Naren pointed out how companies now raise funds directly through equity investors via QIPs and IPOs instead of relying on traditional bank loans, creating a scenario where individual investors bear the brunt of any overvaluation.
Naren also challenged the belief that SIPs are foolproof, stressing that their success depends on market conditions. “SIPs work best in volatile and undervalued asset classes. This is a crucial factor that the mutual fund industry is not considering,” he warned.
He highlighted the high median P/E ratio of 43x in mid- and small-caps and their disproportionate market capitalization growth relative to profit, labeling the current valuations as “unsustainable.” He cautioned that fresh inflows into these segments continue to drive excessive leverage and speculative momentum, further compounding risks.

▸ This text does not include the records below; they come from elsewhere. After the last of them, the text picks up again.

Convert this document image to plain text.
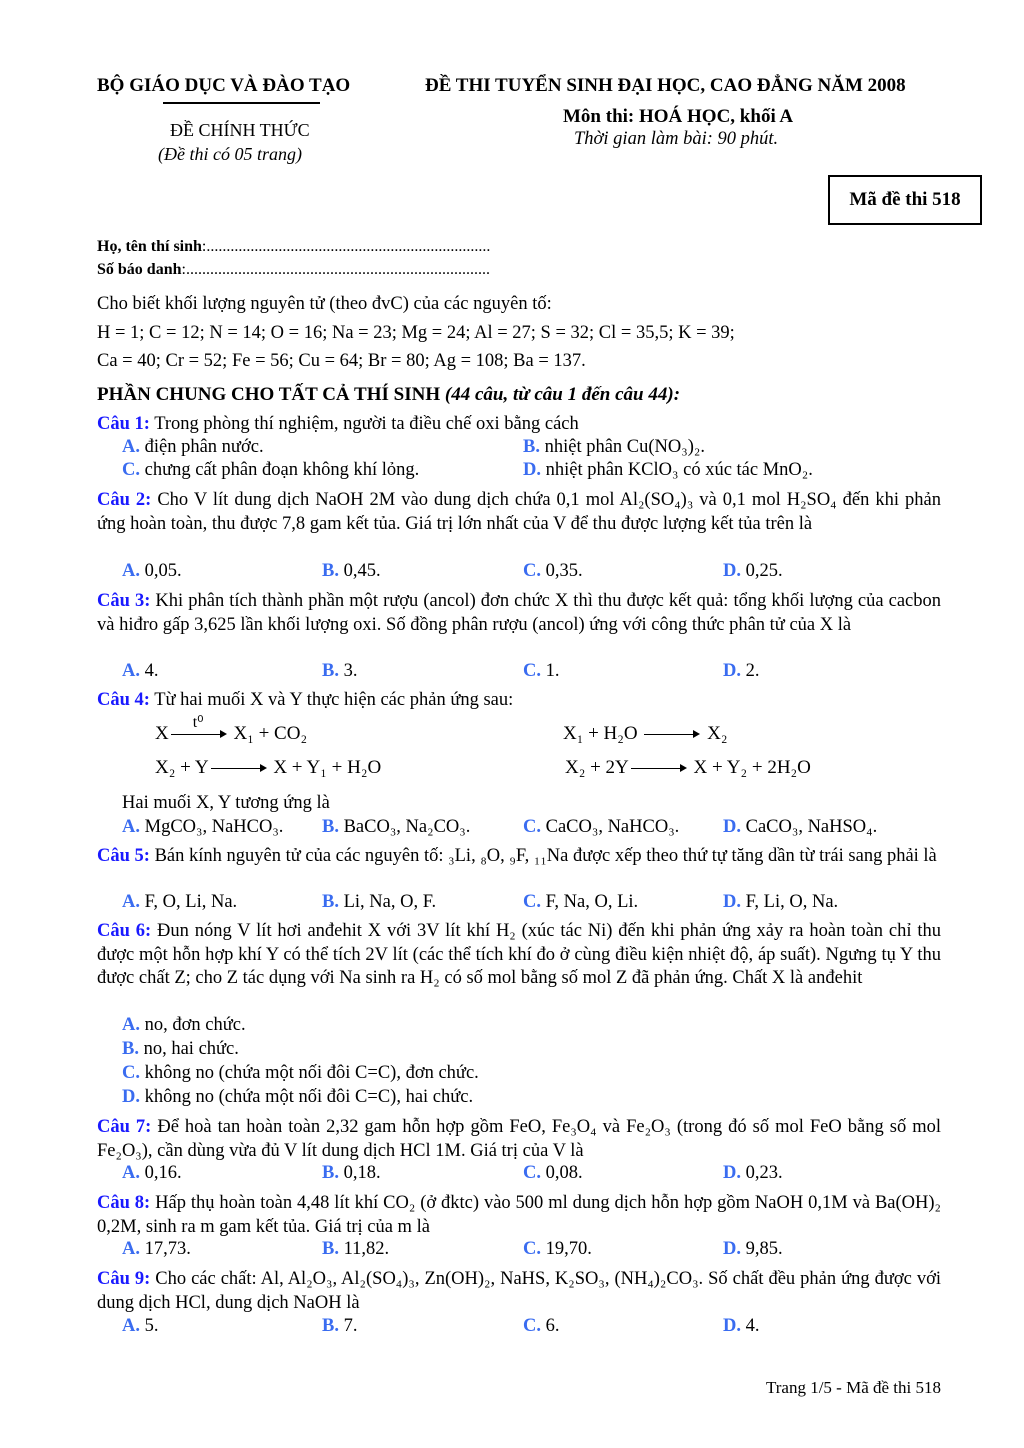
BỘ GIÁO DỤC VÀ ĐÀO TẠO
ĐỀ CHÍNH THỨC
(Đề thi có 05 trang)
ĐỀ THI TUYỂN SINH ĐẠI HỌC, CAO ĐẲNG NĂM 2008
Môn thi: HOÁ HỌC, khối A
Thời gian làm bài: 90 phút.
Mã đề thi 518
Họ, tên thí sinh:.......................................................................
Số báo danh:............................................................................
Cho biết khối lượng nguyên tử (theo đvC) của các nguyên tố:
H = 1; C = 12; N = 14; O = 16; Na = 23; Mg = 24; Al = 27; S = 32; Cl = 35,5; K = 39;
Ca = 40; Cr = 52; Fe = 56; Cu = 64; Br = 80; Ag = 108; Ba = 137.
PHẦN CHUNG CHO TẤT CẢ THÍ SINH (44 câu, từ câu 1 đến câu 44):
Câu 1: Trong phòng thí nghiệm, người ta điều chế oxi bằng cách
A. điện phân nước.	B. nhiệt phân Cu(NO₃)₂.
C. chưng cất phân đoạn không khí lỏng.	D. nhiệt phân KClO₃ có xúc tác MnO₂.
Câu 2: Cho V lít dung dịch NaOH 2M vào dung dịch chứa 0,1 mol Al₂(SO₄)₃ và 0,1 mol H₂SO₄ đến khi phản ứng hoàn toàn, thu được 7,8 gam kết tủa. Giá trị lớn nhất của V để thu được lượng kết tủa trên là
A. 0,05.	B. 0,45.	C. 0,35.	D. 0,25.
Câu 3: Khi phân tích thành phần một rượu (ancol) đơn chức X thì thu được kết quả: tổng khối lượng của cacbon và hiđro gấp 3,625 lần khối lượng oxi. Số đồng phân rượu (ancol) ứng với công thức phân tử của X là
A. 4.	B. 3.	C. 1.	D. 2.
Câu 4: Từ hai muối X và Y thực hiện các phản ứng sau:
X
t⁰
X₁ + CO₂	X₁ + H₂O	X₂
X₂ + Y	X + Y₁ + H₂O	X₂ + 2Y	X + Y₂ + 2H₂O
Hai muối X, Y tương ứng là
A. MgCO₃, NaHCO₃. B. BaCO₃, Na₂CO₃.	C. CaCO₃, NaHCO₃. D. CaCO₃, NaHSO₄.
Câu 5: Bán kính nguyên tử của các nguyên tố: ₃Li, ₈O, ₉F, ₁₁Na được xếp theo thứ tự tăng dần từ trái sang phải là
A. F, O, Li, Na.	B. Li, Na, O, F.	C. F, Na, O, Li.	D. F, Li, O, Na.
Câu 6: Đun nóng V lít hơi anđehit X với 3V lít khí H₂ (xúc tác Ni) đến khi phản ứng xảy ra hoàn toàn chỉ thu được một hỗn hợp khí Y có thể tích 2V lít (các thể tích khí đo ở cùng điều kiện nhiệt độ, áp suất). Ngưng tụ Y thu được chất Z; cho Z tác dụng với Na sinh ra H₂ có số mol bằng số mol Z đã phản ứng. Chất X là anđehit
A. no, đơn chức.
B. no, hai chức.
C. không no (chứa một nối đôi C=C), đơn chức.
D. không no (chứa một nối đôi C=C), hai chức.
Câu 7: Để hoà tan hoàn toàn 2,32 gam hỗn hợp gồm FeO, Fe₃O₄ và Fe₂O₃ (trong đó số mol FeO bằng số mol Fe₂O₃), cần dùng vừa đủ V lít dung dịch HCl 1M. Giá trị của V là
A. 0,16.	B. 0,18.	C. 0,08.	D. 0,23.
Câu 8: Hấp thụ hoàn toàn 4,48 lít khí CO₂ (ở đktc) vào 500 ml dung dịch hỗn hợp gồm NaOH 0,1M và Ba(OH)₂ 0,2M, sinh ra m gam kết tủa. Giá trị của m là
A. 17,73.	B. 11,82.	C. 19,70.	D. 9,85.
Câu 9: Cho các chất: Al, Al₂O₃, Al₂(SO₄)₃, Zn(OH)₂, NaHS, K₂SO₃, (NH₄)₂CO₃. Số chất đều phản ứng được với dung dịch HCl, dung dịch NaOH là
A. 5.	B. 7.	C. 6.	D. 4.
Trang 1/5 - Mã đề thi 518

According to him, even long-term SIPs initiated at these valuation levels could struggle to deliver strong medium-term returns unless held for an extended period, such as 20 years or more.
In contrast, Gupta took a more optimistic stance, pointing to Edelweiss’ mid-cap fund performance since its launch in 2007. “Here are the rolling 10-year lump sum returns: the minimum return is 10%, and the minimum SIP return is 8%. Nothing can convince me these are bad numbers. And, by the way, no negative returns in 10 years,” she asserted.
While acknowledging the need for balance, Gupta emphasized that investing in mid- and small-caps is not inherently problematic if done through a reliable fund manager and a long-term strategy.
Gupta urged investors to avoid being swayed by fear and short-term market noise.